Finding and keeping talented people, leveraging new technology and developing future leaders top list of internal challenges. There are no easy solutions, just creative ones. Here are some ideas.

The Conference Board recently asked over 800 global CEOs from every industry about their biggest challenges in 2019.

Here are their top three internal concerns:

  1. Finding and keeping talented people,
  2. Creating new business models because of disruptive technologies, and
  3. Developing future leaders.

I’ll get to #2 below, but the talent concerns come as no surprise. The manufacturing leaders I talk to all say that they are having trouble finding qualified people to fill job openings, both for hourly and leadership roles.

One way to address the hourly labor shortage is by improving operational processes and integrating automation where it makes sense to continually boost productivity. We’ve been helping our clients do just that — and mitigate the related quality and order delivery issues — for years. The growing leadership gap is a tougher problem that doesn’t have a process- or technology-driven solution. (References: Operational Excellence, Leadership Solutions)

The fact is that fewer capable people are pursuing manufacturing careers, and existing employees may not want to lead or are not capable of succeeding if they’re promoted. One-size-fits-all training programs have never been very effective at developing management capabilities. That’s one reason why we offer plant manager and supervisor coaching to help our client’s fill their skill gaps.

Still, not many young people are coming out of college these days looking to run a factory. Tweaking pay and benefits packages won’t have much impact on the problem. According to the Conference Board study, global CEOs expect that the leadership talent shortages will only intensify beyond 2019, which will make things even more challenging for manufacturers. Experienced, interim leaders can fill critical roles to maintain stability and forward momentum until permanent hires can be found.

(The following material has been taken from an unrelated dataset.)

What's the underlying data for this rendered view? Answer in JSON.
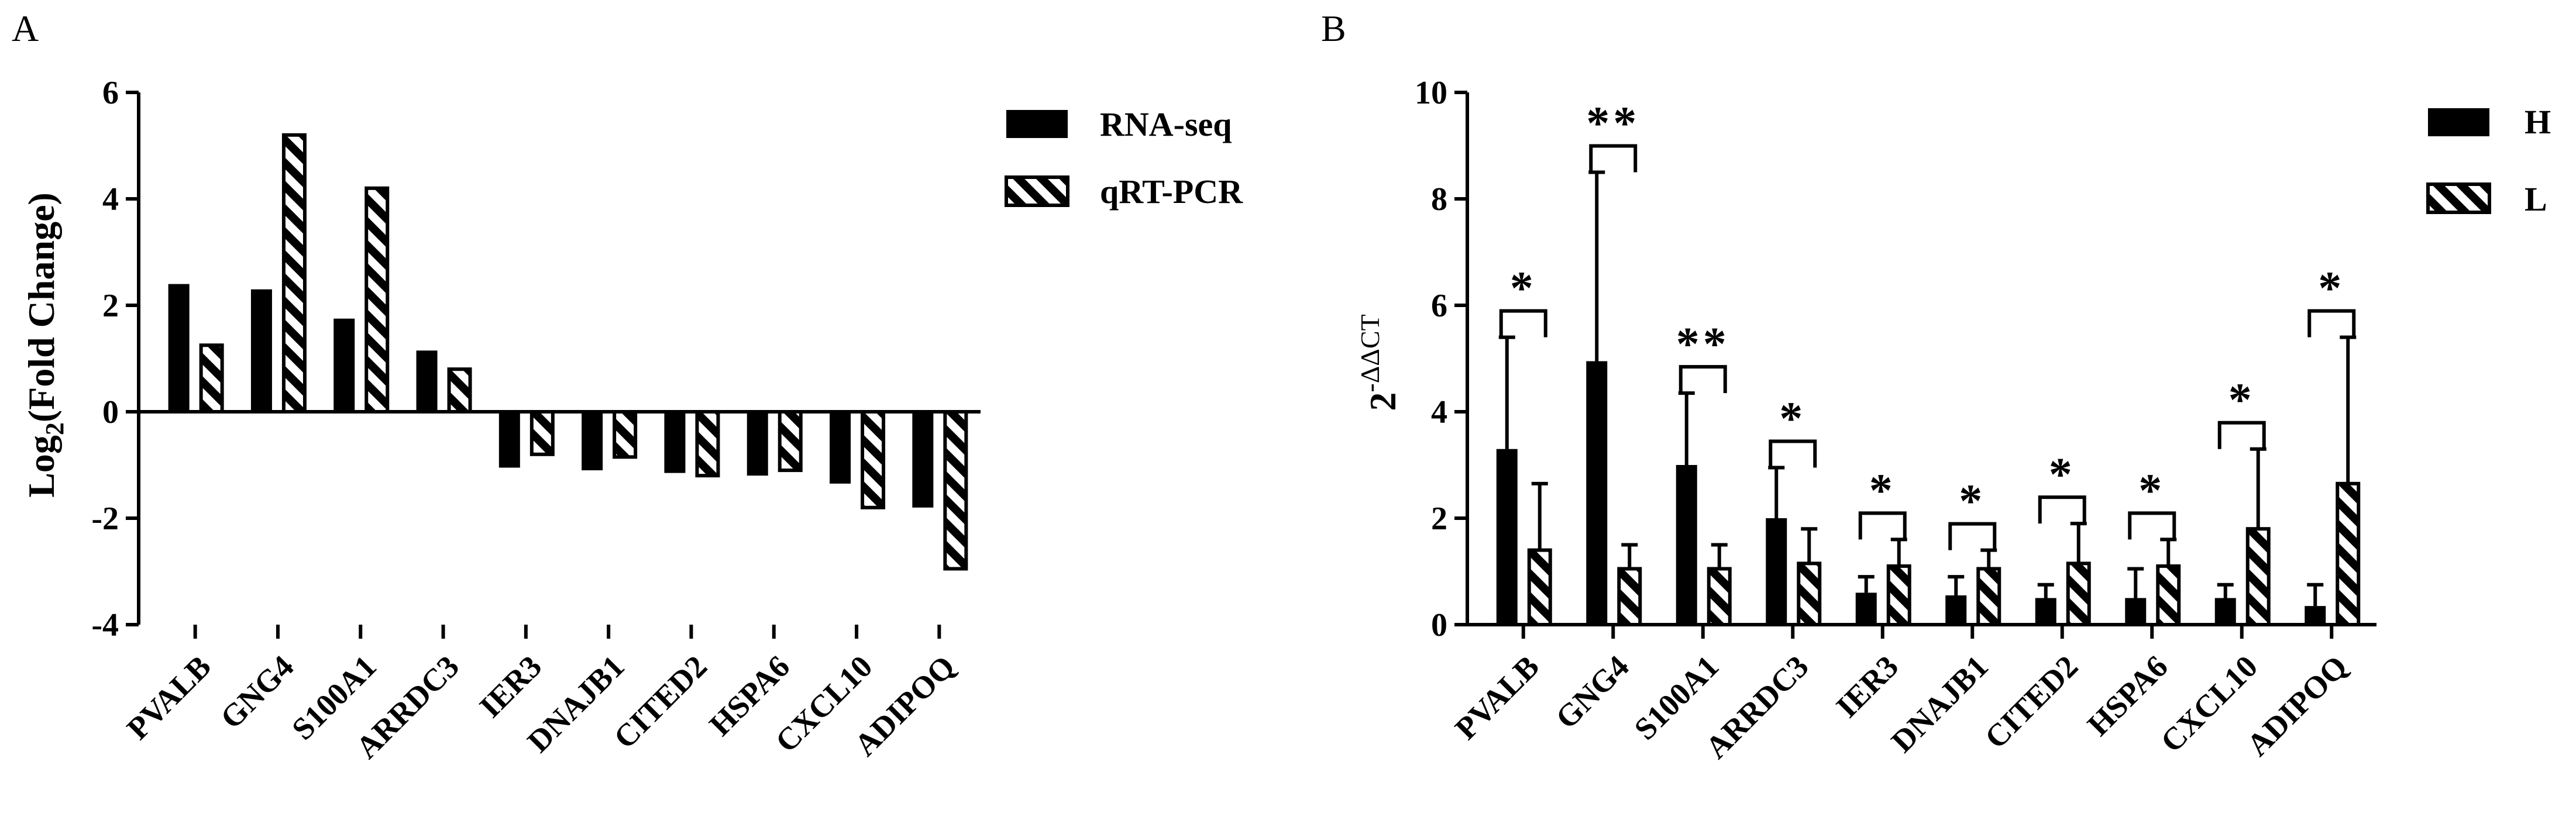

With finding skilled people such a high priority, I’m baffled – maybe it’s a generational thing – by decisions to make the hiring and recruiting process more impersonal. I’ve heard that some companies are using automated interview systems to call job candidates and robotically ask them a standard list of questions and record their responses. Such technology can improve efficiency but there are qualitative tradeoffs. Just as automated phone systems can make a customer feel like her business is not valued, taking an automated interview won’t make anyone feel very appreciated or wanted.

While the economic fundamentals still look fairly strong, the Conference Board says the #1 external concern of CEOs in 2019 is the potential for an economic recession (jumping up from #19 last year). That’s followed by: #2 Threats to global trade systems, and #3 Political instability.

Personally, I hope all of the recession talk doesn’t become a self-fulfilling prophecy. If a slowdown does materialize that could take some of the immediate hiring pressures off of HR departments, but it won’t change the underlying demographic trends.

When it comes to emerging technologies, we’ve always advocated a crawl-walk-run approach. First, get the basic processes setup, and then assign people with the right skillsets to the appropriate roles. Once the processes and people are functioning well, then it’s time to take advantage of new technology to make further improvements.

Someone at a conference recently told me that they wanted to make their whole maintenance program predictive this year. They don’t want technicians to have to think about what needs to be done next; they want the system to tell them where to go. He’d been told that such an approach was the way to go. But that really depends on your starting point.

Some manufacturers have maintenance programs and systems that are excellent. They’re at the far end of a normal distribution curve. Those at the other end are always playing catchup and still tracking everything manually on paper. Most manufacturers are somewhere in the middle, of course, which means they have a lot of opportunities and work to do before they should be thinking about predictive solutions. Companies in general do a poor job of using all of the data they already collect, never mind adding more sophisticated analytics capabilities.

Make no mistake, I’m not against such solutions, which can be transformative in the right applications when the necessary pre-work has been done. It’s always hard with any new technology to separate the hype and marketing from the reality. Finding the ROI for your specific situation and operations takes time.

That’s why manufacturers need a digital roadmap that evolves as technological capabilities emerge and are better understood. This is especially true for middle-market and smaller companies with limited resources. Pilot projects can be expensive. You have to map out your planned investments to find the best collective value.

Likewise, getting back to the labor issue, manufactures need a talent roadmap that identifies and quantifies your specific challenges, as well as potential solutions. Finding good people will take creative ideas that aren’t necessarily technology based, which can look more like the past than the future. One company I know has started running their own bus service to get people to the plant who live farther away and don’t have dependable transportation.

One of the biggest opportunities for filling the leadership gap is the willingness to consider and hire supervisors or managers who don’t have specific industry knowledge, or any manufacturing experience. You’re really looking for leadership capabilities. The technical stuff can be learned. The ability to lead, to effectively manage a team and develop people has a much longer learning curve.